I believe that we need to do our best to protect the brave and dedicated doctors, nurses, and elderly-care providers who are risking their health and mental well-being to do their job—a job that the population has made more difficult by the private decisions they have made (e.g., not wearing a mask and congregating in larger-than-advised groups) that has led to the situation we are in today. And the situation today is that it is much more dangerous to engage in the economy than it was at any other point in this pandemic so far. Basically, we need to think the way our military-service members do and make sacrifices to serve people beyond ourselves.
Another important point is that, paradoxically, restrictions on economic activity in the short run could actually lead to greater economic growth in the medium and long term. In my view, most of the economic decline is due to personal decisions of people to be safe rather than the social-distancing and shut-down policies. For example, people are allowed to take flights, and so the ~75% reduction in air travel is due almost entirely to people’s personal decisions not to travel. The bottom line is that the economy can’t return to normal until COVID is reduced to a level at which people feel safe. (Supporting this point is that Europe, which had COVID under control at the beginning of the summer, had a much more normal summer of economic activity than we had in the U.S., where we never had the virus under control.)

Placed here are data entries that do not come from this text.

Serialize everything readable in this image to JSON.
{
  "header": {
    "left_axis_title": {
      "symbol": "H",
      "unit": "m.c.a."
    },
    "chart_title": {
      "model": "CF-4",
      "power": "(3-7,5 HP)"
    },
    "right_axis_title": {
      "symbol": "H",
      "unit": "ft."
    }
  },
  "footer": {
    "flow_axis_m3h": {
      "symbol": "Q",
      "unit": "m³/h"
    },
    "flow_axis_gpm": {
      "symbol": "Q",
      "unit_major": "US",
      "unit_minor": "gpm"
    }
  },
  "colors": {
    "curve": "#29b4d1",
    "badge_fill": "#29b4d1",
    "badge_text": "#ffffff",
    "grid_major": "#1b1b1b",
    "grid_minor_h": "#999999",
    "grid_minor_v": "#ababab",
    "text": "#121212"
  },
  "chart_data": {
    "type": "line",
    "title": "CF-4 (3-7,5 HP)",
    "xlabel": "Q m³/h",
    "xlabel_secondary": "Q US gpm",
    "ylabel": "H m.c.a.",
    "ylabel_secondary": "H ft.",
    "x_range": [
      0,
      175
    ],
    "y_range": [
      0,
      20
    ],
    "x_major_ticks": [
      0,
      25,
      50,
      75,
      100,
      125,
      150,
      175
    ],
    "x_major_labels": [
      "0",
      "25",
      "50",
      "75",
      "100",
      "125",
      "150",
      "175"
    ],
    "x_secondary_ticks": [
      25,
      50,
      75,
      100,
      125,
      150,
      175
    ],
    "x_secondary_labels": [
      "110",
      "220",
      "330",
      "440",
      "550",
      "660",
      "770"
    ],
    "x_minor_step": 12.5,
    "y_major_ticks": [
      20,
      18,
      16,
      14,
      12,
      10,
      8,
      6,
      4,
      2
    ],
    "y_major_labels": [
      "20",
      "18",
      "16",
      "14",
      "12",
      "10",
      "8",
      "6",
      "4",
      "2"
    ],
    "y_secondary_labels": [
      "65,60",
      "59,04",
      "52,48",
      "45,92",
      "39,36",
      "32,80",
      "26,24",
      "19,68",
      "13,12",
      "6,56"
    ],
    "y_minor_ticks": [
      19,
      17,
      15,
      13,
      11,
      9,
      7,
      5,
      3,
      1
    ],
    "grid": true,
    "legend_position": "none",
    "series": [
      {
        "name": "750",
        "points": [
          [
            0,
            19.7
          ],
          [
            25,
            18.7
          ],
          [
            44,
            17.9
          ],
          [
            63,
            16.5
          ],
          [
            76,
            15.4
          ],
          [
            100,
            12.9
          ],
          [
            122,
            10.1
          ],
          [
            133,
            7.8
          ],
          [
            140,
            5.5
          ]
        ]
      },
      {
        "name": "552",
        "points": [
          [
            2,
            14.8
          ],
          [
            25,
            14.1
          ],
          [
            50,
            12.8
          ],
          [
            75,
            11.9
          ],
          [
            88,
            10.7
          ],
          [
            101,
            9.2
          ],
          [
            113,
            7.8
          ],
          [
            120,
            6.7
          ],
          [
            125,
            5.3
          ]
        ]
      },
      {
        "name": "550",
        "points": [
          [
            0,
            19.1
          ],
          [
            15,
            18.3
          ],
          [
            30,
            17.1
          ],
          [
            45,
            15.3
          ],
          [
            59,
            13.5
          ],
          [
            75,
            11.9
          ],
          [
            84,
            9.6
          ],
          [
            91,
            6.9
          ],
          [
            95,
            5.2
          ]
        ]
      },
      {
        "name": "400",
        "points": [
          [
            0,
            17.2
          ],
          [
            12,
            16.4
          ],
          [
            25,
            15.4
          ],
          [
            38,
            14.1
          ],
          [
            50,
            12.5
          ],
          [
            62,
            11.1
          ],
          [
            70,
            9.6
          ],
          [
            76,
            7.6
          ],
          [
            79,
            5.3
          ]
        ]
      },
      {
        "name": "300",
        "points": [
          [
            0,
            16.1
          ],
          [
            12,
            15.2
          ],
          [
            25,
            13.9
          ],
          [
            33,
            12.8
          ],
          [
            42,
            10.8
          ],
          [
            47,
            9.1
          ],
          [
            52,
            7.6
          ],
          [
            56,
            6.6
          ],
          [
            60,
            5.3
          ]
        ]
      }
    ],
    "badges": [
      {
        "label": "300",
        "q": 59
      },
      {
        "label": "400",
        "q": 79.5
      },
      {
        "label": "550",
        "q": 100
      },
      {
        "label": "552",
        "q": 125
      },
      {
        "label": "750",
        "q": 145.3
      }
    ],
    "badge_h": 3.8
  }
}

Finally, let me offer a different characterization of those who are okay with the limitations. Judith considered them “the most frightened,” but that seems to be too much of a generalization. (I’ll admit to being one of the “frightened,” as I have mountains to climb and books to write, and I do not want to be thwarted.) But there are other reasons than being frightened for why people would support such restrictive measures:
(1) They may have a loved one (who depends on them or whom they hope to visit) who is at risk due to being old or immuno-suppressed.
(2) They might (for religious or other reasons) not want to participate in any activity that has the potential to harm other people (whom they know or don’t know).
(3) They may share my view that taking the strong measures and making personal sacrifices to get COVID under control in the short run is what would return the economy back to normal the fastest.